A l’aide des images, des dessins et des séances de réflexion assistées, les membres du PA parviennent chacun à définir, à développer sa propre vision de changement et à fixer des objectifs simples et concrets pour les atteindre avec des ressources disponibles localement.
A l’issu de l’atelier, c’est l’éveil de conscience et peut-être un nouveau départ !
Les participants comprennent que la communauté PA doit prendre des mesures pour se préparer à aller de l’avant. Ils sont conscients que les temps ont changé et qu’ils doivent s’adapter, arrêter de vivre au jour le jour et surtout collaborer et vivre dans l’harmonie avec les autres communautés :
« Nous avons compris, qu’il n’y a plus des forêts pour faire la chasse et la cueillette.

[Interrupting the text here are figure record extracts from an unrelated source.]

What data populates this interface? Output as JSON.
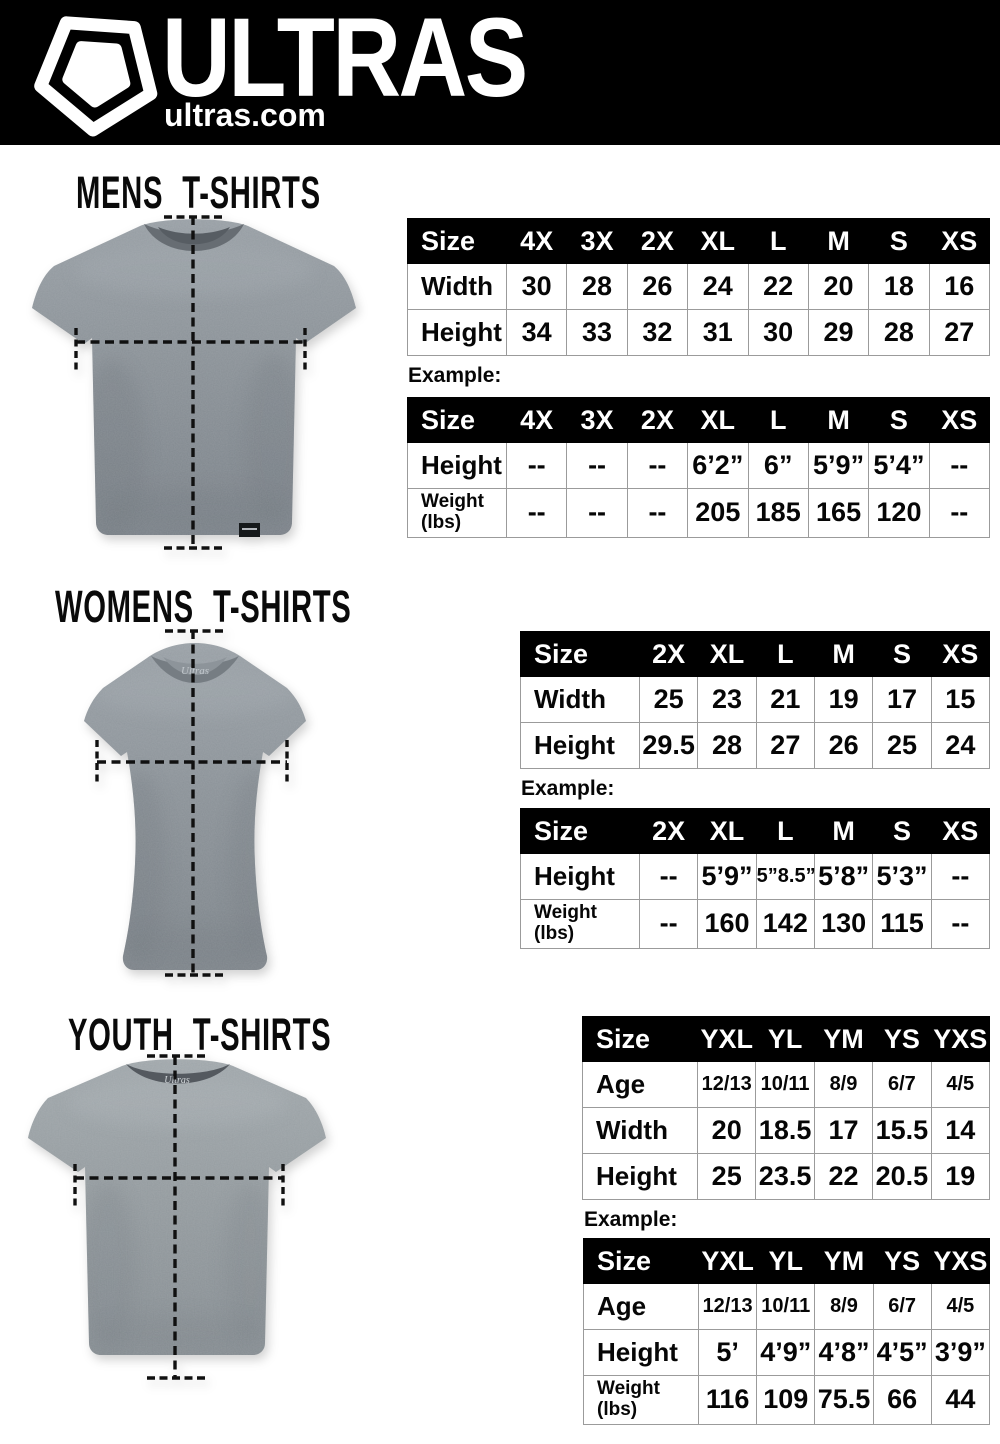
{
  "header": {
    "brand": "ULTRAS",
    "site": "ultras.com",
    "background": "#000000",
    "logo_icon": "pentagon-shield"
  },
  "colors": {
    "table_header_bg": "#000000",
    "table_header_text": "#ffffff",
    "table_border": "#9b9b9b",
    "body_text": "#060606",
    "shirt_grey": "#899096"
  },
  "sections": [
    {
      "title": "MENS T-SHIRTS",
      "example_label": "Example:",
      "size_table": {
        "columns": [
          "Size",
          "4X",
          "3X",
          "2X",
          "XL",
          "L",
          "M",
          "S",
          "XS"
        ],
        "rows": [
          [
            "Width",
            "30",
            "28",
            "26",
            "24",
            "22",
            "20",
            "18",
            "16"
          ],
          [
            "Height",
            "34",
            "33",
            "32",
            "31",
            "30",
            "29",
            "28",
            "27"
          ]
        ]
      },
      "example_table": {
        "columns": [
          "Size",
          "4X",
          "3X",
          "2X",
          "XL",
          "L",
          "M",
          "S",
          "XS"
        ],
        "rows": [
          [
            "Height",
            "--",
            "--",
            "--",
            "6’2”",
            "6”",
            "5’9”",
            "5’4”",
            "--"
          ],
          [
            "Weight (lbs)",
            "--",
            "--",
            "--",
            "205",
            "185",
            "165",
            "120",
            "--"
          ]
        ]
      }
    },
    {
      "title": "WOMENS T-SHIRTS",
      "example_label": "Example:",
      "size_table": {
        "columns": [
          "Size",
          "2X",
          "XL",
          "L",
          "M",
          "S",
          "XS"
        ],
        "rows": [
          [
            "Width",
            "25",
            "23",
            "21",
            "19",
            "17",
            "15"
          ],
          [
            "Height",
            "29.5",
            "28",
            "27",
            "26",
            "25",
            "24"
          ]
        ]
      },
      "example_table": {
        "columns": [
          "Size",
          "2X",
          "XL",
          "L",
          "M",
          "S",
          "XS"
        ],
        "rows": [
          [
            "Height",
            "--",
            "5’9”",
            "5”8.5”",
            "5’8”",
            "5’3”",
            "--"
          ],
          [
            "Weight (lbs)",
            "--",
            "160",
            "142",
            "130",
            "115",
            "--"
          ]
        ]
      }
    },
    {
      "title": "YOUTH T-SHIRTS",
      "example_label": "Example:",
      "size_table": {
        "columns": [
          "Size",
          "YXL",
          "YL",
          "YM",
          "YS",
          "YXS"
        ],
        "rows": [
          [
            "Age",
            "12/13",
            "10/11",
            "8/9",
            "6/7",
            "4/5"
          ],
          [
            "Width",
            "20",
            "18.5",
            "17",
            "15.5",
            "14"
          ],
          [
            "Height",
            "25",
            "23.5",
            "22",
            "20.5",
            "19"
          ]
        ]
      },
      "example_table": {
        "columns": [
          "Size",
          "YXL",
          "YL",
          "YM",
          "YS",
          "YXS"
        ],
        "rows": [
          [
            "Age",
            "12/13",
            "10/11",
            "8/9",
            "6/7",
            "4/5"
          ],
          [
            "Height",
            "5’",
            "4’9”",
            "4’8”",
            "4’5”",
            "3’9”"
          ],
          [
            "Weight (lbs)",
            "116",
            "109",
            "75.5",
            "66",
            "44"
          ]
        ]
      }
    }
  ]
}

La seule option pour que nous vivons en paix avec les autres communautés est que, nous commençons aussi à travailler dur et à produire ce que nous consommons », déclare Kabango Muhaguzi, un membre du PA vénu de Kihumba.

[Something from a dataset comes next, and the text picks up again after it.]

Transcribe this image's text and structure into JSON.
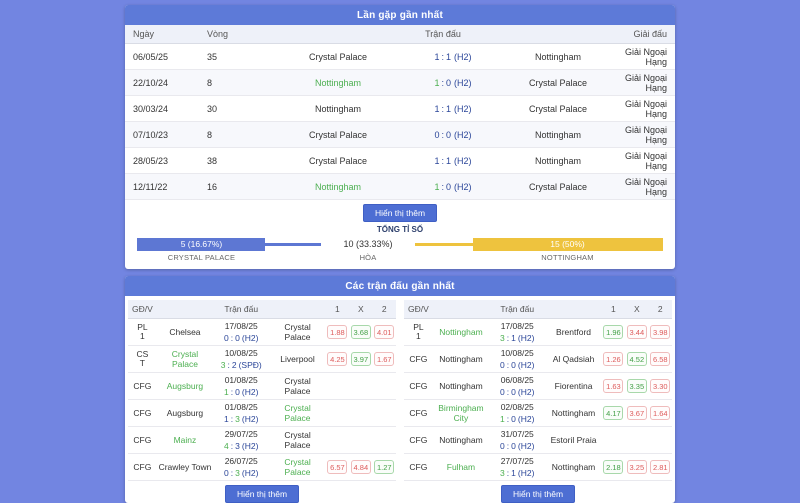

« Avant cette formation, je pensais que je n’avais pas de revenus ou qu’ils étaient insignifiants. Avec les analyses que nous avons faites ici, je me rends compte que je gagne par jour plus qu’un enseignant de l’école primaire et plus que même un agent de l’Etat. Je comprends que je ne suis pas un être inférieur, que moi aussi je suis capable de trouver et de mieux canaliser des ressources, progresser et améliorer ma vie. Je vais désormais commencer à affecter une partie de mon argent à mes besoins quotidiens et épargner une autre partie pour d’abord acheter un champ, ensuite construire une maison et quitter le camp où je vis actuellement avec toute ma famille », s’engage Kasole Ngayi un membre du PA âgé de 30 ans et qui vit à Muchulo.
Et, il n’est pas le seul à avoir comme vision de devenir propriétaire terrien. Pour envisager l’avenir avec sérénité, nombreux PA qui ont participé à cet atelier veulent aussi posséder leurs propres terres, afin d’y vivre et d’y cultiver ce dont ils auraient besoin.